First, I think the Rule is more complex, and so brings greater analytical challenges, than almost any other doctrine students study in property, and perhaps in all of law school. This complexity resides in two places. First, deciphering the Rule itself is difficult. Grey's formulation is the clearest one, IMO, but it still requires differentiation of features like the nature of the interest, available measuring lives, existence of validating lives, the time of vesting, etc. When teaching the Rule, I diagram out a five-part dissection of the Rule as an object lesson in how to make analytical sense of complex (and complexly phrased) legal rules. Second, as this point illustrates, the Rule has more moving parts than other rules. The trickiest recording statute is the race-notice variant, which is far less complex by comparison, requiring students only to figure out which party recorded first, and perhaps also whether that party had notice of prior interests. As an exercise in application of complex rules, I think the Rule does provide better mental exercise than most other doctrines.
Second, I think the Rule has special psychological status in the law school experience, and this is relevant to my rationale for teaching it. So I do think you're right that my rationale relies to some extent on the way the Rule is perceived, but this is not at all an embrace of the hazing rationale. The hazing rationale simply says, "I suffered through this, and you should too, period," and that strikes me as a self-indulgent, almost mean-spirited argument that's got nothing to do with my approach. The only extent to which the myth of the Rule enters into my rationale is that students wrongly believe that the Rule is something impossibly difficult. I want them to realize that yes, it's challenging, but no, it's not impossible to get, and is in fact something they're fully capable of understanding. The hope is that by deciphering a doctrine that is (wrongly, IMO) perceived as nearly impossible to comprehend, students will gain confidence about their analytical abilities in a way not available from understanding doctrines that are not so laden with intimidating reputations.
DF
Posted by: Dave | Apr 3, 2011 11:29:21 AM
I find your rationale for teaching the Rule unpersuasive. Sure it's "difficult[]" and an "exercise in training the mind to think legally." So? Lots of things we could teach are. Many of those other things will be more relevant to the legal practice of more students, more generalizable throughout the law, and better-suited to a good learning experience. You need to make the case not that students will benefit from studying the Rule, but that students will benefit from studying the Rule more than they'd benefit from studying whatever else they could be doing with their time and attention. I think, for example, that time spent working with the details of a recording act offers many of the same challenges, with more payoff.

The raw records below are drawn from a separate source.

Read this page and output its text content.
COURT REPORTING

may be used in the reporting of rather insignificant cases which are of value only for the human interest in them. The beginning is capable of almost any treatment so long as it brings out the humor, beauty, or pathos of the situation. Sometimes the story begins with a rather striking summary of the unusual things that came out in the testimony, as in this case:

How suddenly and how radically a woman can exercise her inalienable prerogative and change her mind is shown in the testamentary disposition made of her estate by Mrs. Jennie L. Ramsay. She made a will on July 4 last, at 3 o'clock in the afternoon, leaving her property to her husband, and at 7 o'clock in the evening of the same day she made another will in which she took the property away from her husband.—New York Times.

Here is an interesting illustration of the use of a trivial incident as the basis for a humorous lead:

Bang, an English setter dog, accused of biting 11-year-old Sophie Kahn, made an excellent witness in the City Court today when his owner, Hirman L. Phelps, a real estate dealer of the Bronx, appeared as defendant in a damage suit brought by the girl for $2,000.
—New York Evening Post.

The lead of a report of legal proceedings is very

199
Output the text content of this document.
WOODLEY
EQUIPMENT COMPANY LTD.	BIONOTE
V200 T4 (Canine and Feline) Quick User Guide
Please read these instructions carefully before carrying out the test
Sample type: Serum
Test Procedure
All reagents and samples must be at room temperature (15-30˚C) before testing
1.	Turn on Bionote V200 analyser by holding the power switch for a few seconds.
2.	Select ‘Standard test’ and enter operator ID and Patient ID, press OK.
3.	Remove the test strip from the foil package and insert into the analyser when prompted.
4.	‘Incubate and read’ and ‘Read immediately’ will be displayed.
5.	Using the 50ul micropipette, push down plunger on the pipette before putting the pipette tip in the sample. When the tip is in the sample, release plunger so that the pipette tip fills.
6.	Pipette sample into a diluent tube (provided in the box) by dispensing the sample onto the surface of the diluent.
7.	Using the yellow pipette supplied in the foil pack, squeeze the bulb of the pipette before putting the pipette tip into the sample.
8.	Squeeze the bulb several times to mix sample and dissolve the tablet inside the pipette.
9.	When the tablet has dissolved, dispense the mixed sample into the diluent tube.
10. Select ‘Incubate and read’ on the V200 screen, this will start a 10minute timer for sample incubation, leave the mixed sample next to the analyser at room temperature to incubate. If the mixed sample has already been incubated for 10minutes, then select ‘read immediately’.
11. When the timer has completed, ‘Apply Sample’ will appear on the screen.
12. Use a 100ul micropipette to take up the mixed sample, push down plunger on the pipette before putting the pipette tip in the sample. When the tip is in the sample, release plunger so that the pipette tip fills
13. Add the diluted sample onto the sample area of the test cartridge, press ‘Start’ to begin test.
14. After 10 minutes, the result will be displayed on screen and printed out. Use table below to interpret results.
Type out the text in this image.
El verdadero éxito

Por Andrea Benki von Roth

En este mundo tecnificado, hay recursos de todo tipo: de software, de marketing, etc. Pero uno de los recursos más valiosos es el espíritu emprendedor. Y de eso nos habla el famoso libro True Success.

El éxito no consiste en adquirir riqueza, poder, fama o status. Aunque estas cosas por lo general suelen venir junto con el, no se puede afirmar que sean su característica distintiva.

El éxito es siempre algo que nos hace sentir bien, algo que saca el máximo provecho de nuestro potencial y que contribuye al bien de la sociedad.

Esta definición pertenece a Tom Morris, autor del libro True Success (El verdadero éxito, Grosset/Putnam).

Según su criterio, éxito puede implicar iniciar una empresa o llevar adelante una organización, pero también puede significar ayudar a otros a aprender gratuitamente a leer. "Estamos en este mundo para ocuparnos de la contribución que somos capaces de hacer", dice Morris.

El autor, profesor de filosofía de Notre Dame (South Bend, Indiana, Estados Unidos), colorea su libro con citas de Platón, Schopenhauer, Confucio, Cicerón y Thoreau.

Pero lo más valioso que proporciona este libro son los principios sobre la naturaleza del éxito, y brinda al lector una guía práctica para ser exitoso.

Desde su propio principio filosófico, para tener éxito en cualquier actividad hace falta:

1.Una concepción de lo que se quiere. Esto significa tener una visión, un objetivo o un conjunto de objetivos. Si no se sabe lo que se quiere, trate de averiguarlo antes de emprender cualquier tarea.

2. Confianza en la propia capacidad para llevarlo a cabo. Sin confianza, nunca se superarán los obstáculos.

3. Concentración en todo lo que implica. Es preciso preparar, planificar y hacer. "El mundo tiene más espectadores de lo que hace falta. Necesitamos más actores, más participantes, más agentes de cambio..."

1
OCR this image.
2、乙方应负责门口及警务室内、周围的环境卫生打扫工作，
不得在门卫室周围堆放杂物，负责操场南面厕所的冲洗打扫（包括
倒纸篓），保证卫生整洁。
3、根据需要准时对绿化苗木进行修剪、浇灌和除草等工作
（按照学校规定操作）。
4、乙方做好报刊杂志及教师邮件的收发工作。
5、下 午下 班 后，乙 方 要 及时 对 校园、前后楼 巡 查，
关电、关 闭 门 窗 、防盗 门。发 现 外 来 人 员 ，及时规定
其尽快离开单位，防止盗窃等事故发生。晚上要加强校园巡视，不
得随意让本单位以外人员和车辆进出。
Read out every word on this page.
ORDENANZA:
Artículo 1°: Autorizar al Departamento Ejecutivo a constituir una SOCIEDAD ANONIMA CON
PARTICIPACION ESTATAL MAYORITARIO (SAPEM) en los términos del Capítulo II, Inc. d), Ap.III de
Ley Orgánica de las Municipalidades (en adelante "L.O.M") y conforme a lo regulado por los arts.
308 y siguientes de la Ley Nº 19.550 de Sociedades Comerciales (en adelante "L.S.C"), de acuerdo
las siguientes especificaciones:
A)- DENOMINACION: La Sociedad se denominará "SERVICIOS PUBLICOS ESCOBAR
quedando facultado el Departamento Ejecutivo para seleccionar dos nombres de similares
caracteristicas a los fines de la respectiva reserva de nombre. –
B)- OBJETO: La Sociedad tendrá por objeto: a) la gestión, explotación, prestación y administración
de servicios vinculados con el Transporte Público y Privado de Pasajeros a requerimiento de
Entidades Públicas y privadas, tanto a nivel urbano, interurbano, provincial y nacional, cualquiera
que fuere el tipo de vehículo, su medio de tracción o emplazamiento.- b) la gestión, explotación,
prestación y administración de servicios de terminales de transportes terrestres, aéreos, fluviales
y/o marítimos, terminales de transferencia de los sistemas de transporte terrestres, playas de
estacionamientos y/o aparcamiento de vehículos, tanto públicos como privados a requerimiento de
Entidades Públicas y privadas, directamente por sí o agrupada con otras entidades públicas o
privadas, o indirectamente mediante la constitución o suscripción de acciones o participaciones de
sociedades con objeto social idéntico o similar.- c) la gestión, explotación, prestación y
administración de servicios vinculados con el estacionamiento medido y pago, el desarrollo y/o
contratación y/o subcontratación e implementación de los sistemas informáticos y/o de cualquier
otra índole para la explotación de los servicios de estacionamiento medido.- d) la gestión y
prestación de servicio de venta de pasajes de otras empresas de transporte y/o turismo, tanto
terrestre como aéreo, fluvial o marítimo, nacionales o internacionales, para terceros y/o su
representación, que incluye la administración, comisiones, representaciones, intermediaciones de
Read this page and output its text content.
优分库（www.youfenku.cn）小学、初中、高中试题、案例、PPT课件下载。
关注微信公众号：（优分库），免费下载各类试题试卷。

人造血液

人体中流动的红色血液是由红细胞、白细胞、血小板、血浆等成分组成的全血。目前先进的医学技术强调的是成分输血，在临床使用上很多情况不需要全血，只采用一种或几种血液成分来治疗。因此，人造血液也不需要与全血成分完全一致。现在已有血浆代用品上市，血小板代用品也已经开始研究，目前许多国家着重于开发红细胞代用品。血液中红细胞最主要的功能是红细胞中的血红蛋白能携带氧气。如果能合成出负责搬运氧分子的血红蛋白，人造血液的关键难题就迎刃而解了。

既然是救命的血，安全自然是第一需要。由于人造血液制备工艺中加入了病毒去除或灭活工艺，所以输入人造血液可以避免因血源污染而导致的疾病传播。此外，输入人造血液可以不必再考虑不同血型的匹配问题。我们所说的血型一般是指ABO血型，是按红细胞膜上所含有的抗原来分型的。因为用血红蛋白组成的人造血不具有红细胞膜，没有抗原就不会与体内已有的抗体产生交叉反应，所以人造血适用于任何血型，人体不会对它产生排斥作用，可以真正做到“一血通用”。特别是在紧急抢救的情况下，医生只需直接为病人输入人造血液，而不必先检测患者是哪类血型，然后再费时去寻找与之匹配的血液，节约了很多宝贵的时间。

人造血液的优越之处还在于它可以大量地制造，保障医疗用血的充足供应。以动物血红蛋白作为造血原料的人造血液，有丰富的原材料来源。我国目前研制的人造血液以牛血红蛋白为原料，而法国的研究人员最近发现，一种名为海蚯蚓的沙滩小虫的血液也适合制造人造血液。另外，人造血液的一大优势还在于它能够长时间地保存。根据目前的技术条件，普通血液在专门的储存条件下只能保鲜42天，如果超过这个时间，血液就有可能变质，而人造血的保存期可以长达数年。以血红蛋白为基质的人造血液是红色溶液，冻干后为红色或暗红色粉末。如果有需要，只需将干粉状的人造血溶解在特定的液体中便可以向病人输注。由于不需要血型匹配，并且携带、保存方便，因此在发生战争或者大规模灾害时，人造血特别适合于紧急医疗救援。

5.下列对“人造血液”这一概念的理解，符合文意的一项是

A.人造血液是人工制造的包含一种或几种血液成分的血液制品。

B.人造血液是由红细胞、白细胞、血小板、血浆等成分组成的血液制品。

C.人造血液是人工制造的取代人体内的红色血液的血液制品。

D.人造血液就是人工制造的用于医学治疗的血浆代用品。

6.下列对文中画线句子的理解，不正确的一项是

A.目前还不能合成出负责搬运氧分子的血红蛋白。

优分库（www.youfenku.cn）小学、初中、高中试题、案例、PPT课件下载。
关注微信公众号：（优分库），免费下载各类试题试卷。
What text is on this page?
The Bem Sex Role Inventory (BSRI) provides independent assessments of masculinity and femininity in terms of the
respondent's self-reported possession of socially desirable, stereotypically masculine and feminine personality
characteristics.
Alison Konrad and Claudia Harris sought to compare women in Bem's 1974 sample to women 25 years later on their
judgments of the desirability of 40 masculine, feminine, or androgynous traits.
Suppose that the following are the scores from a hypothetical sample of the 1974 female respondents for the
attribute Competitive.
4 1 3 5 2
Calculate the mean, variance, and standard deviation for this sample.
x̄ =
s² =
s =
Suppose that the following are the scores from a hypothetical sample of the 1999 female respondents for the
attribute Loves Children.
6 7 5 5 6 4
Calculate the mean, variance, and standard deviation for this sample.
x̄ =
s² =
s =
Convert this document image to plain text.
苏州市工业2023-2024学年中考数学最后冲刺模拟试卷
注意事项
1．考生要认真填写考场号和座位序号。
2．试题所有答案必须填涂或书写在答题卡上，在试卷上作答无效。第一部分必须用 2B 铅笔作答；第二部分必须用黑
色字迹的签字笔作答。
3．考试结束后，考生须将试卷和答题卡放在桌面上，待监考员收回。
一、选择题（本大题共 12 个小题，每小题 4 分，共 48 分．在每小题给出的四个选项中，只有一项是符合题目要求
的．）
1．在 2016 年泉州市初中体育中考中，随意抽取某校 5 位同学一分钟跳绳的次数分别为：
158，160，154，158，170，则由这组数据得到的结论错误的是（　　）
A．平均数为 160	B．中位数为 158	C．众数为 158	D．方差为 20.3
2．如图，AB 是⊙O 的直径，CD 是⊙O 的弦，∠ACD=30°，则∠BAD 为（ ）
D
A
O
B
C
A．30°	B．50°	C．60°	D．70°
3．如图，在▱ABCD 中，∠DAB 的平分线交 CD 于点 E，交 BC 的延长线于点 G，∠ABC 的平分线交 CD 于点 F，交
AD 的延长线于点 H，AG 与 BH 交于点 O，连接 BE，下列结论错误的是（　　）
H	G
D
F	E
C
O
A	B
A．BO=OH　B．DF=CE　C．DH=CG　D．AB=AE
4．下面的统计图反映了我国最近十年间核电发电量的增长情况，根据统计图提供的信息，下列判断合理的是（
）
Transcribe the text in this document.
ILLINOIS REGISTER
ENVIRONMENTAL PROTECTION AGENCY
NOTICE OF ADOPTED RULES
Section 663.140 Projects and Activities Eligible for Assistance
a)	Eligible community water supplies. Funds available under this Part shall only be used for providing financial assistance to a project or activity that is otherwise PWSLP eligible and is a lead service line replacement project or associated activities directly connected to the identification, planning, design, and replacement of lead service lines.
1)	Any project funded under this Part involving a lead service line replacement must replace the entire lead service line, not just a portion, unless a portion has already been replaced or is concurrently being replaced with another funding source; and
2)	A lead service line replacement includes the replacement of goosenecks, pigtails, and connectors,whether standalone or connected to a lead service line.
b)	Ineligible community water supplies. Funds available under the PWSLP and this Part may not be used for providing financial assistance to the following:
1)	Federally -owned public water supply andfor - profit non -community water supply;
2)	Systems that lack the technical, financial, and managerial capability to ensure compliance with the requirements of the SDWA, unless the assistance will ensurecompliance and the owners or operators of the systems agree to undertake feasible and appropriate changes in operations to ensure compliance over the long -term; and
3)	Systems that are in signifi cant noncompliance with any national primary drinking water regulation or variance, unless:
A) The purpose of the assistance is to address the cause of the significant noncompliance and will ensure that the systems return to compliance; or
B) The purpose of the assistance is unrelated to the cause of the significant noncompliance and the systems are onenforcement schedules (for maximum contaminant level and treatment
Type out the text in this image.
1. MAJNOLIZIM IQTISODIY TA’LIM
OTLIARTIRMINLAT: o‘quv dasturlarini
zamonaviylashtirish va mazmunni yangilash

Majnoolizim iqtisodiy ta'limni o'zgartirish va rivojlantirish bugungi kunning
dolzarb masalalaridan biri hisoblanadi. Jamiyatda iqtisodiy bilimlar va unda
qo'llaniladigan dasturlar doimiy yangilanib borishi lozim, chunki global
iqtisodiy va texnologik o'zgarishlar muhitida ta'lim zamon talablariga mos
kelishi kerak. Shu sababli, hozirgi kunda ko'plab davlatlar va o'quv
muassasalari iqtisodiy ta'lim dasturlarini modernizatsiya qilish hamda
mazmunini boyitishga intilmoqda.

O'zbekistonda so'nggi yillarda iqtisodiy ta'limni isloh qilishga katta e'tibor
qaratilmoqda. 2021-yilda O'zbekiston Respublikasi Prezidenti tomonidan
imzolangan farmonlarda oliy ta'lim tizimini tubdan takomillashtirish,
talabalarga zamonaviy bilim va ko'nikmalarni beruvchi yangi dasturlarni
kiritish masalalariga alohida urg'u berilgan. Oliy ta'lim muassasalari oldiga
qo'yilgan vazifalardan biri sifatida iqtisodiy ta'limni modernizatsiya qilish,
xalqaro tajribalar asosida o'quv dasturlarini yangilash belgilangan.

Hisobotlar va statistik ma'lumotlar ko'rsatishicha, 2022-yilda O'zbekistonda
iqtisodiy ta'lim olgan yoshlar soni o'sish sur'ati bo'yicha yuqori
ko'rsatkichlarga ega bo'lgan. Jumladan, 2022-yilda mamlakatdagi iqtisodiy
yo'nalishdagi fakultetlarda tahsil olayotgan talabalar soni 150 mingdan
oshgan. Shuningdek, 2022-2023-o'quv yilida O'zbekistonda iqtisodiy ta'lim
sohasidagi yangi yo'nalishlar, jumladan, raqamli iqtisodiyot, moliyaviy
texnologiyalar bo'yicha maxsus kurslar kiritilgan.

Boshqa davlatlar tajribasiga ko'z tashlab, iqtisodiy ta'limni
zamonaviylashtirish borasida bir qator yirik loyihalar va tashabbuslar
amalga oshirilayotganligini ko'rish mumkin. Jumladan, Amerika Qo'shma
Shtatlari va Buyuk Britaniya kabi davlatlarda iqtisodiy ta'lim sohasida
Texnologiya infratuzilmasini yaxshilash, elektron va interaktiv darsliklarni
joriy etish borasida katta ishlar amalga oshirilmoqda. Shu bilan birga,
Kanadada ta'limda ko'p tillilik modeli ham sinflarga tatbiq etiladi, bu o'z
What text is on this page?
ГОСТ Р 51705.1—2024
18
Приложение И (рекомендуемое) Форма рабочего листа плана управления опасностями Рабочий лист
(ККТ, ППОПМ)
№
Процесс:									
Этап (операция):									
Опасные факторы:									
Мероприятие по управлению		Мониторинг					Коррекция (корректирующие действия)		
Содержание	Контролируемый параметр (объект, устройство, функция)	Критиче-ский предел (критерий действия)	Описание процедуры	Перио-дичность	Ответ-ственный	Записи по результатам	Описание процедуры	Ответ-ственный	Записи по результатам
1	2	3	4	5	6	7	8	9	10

To some extent, you're secretly embracing the rite-of-passage rationale. Students have heard that the Rule is notoriously difficult. And while it is difficult, it is possible for them to understand it, more or less, after some concentrated study. Therefore, among difficult topics you could give them to study, the Rule will have the greatest psychological importance in convincing them that yes, they can surmount the challenges that law school and their legal careers will throw at them. A less famous topic wouldn't work so well.